I saw Beauty and the Beast last weekend, and it was… fine. It’s not my thing, and my favorite thing about seeing this movie on opening weekend was that realization: There are other pockets of moviegoers that are just as ravenous for fanboy/fangirl content as I am.
The theater I went to was packed to the rafters with people who could not wait to sing “Be Our Guest”, and they did. Through glasses of wine and flasks of rum, they belted out every note of the entire soundtrack. While annoying at the moment, and very sticky on the ride home, that experience drove home the point that there are different groups of fans that each deserves their Avengers moment. Disney knows this, too.
Between Pixar, the live action reboot to the Disney Vault and Marvel Studios running on all cylinders, the nuanced genre entries joining the March box office this week don’t stand a chance.
Beauty and the Beast Box Office Victim #1: CHiPS
Via ROTTEN TOMATOES: Two middle-aged California Highway Patrol motorcycle officers who are tasked with highway patrol soon find themselves in a situation like none other when a sadistic ex-cop and his theft hitmen are wreaking havoc throughout their city.
I have zero connection with this, which makes me feel young and spry. It seems like it’s coming about a decade too late as the cinematic adaptation of 70’s shows by comedic actors dominated the early 2000’s. The rewatch-ability factor cannot be denied and based on the trailer CHiPs looks like an excellent way to spend a Sunday on cable in about eight months.
Beauty and the Beast Box Office Victim #2: LIFE
Via ROTTEN TOMATOES: A crew aboard the International Space Station performs a successful capture of a space probe returning from Mars with a sample inside. The crew is tasked with studying the sample, which may be the first proof of extraterrestrial life. However, the study eventually backfires as the organism displays incredible strength and gains intelligence, becoming extremely hostile and killing them all one by one. Trapped aboard the ISS with the rapidly-growing organism, the crew must find out how to kill it before it manages to escape and destroy Earth.

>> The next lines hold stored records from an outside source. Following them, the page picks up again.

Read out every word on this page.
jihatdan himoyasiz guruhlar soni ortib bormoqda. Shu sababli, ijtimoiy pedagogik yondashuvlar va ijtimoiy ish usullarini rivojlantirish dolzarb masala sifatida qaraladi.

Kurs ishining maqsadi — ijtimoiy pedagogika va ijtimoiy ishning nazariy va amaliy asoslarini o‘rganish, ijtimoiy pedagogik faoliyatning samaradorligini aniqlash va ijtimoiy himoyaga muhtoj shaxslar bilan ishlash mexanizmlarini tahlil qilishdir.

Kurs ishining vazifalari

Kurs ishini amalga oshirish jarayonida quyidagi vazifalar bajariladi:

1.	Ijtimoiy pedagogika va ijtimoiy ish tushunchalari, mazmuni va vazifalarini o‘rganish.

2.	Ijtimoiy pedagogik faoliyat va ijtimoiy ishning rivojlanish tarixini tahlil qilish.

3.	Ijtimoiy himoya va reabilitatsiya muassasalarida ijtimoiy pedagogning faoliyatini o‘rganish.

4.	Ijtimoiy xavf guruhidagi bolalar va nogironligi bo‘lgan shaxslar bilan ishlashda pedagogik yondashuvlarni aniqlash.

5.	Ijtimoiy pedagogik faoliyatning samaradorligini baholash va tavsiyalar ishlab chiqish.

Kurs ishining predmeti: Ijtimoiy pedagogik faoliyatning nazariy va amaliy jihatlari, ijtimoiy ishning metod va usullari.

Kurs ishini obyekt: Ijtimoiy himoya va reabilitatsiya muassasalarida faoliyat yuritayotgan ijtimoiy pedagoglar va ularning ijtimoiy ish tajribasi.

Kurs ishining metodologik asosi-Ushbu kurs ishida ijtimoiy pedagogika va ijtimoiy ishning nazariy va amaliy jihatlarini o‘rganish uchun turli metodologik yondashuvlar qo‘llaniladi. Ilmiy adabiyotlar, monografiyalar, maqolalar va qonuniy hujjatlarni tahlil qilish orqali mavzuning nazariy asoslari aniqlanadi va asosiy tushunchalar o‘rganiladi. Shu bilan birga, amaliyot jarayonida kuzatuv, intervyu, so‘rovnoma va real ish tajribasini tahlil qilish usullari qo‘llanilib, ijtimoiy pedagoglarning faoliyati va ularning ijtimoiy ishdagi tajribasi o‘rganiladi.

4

I want this to be good. I want this to be good, and I want it to be successful. I want Jake Gyllenhaal and Ryan Reynolds both to be box office darlings and not just two of Hollywoods hardest working actors. I want Deadpool and Donny Darko to achieve Clooney and Pitt status… and I don’t think LIFE is going to be the vehicle that takes them there. At least not this week because there aren’t any singing candlesticks or teacups on the space station in this movie.
Beauty and the Beast Box Office Victim #3: Power Rangers
Via WIKIPEDIA: Five teenagers with attitude are inexplicably brought together by coincidence or destiny to become the newest generation of a line of warriors known as the Power Rangers. The world rests in their hands as Rita Repulsa, a powerful witch and former Power Ranger, launches an assault seeking the Zeo Crystal with an army of stone golems called Putties and a giant golden monster called Goldar.
Elizabeth Banks, Bill Hader, and Bryan Cranston are in this movie. It also features a very Twilight/Hunger Games/Breakfast Club setting and set up about a group of misfits who are given super powers and if memory serves from watching the TV show 25 years ago… fight an army of clay people on a weekly basis.
I can’t believe this is getting a big budget reboot, but then again I couldn’t believe Transformers did either. I am also pretty sure TETRIS is going to be a movie. Get ready for a million more of these types of franchise at-bats because the box office will be loaded with them… they just can’t slay the Disney beast.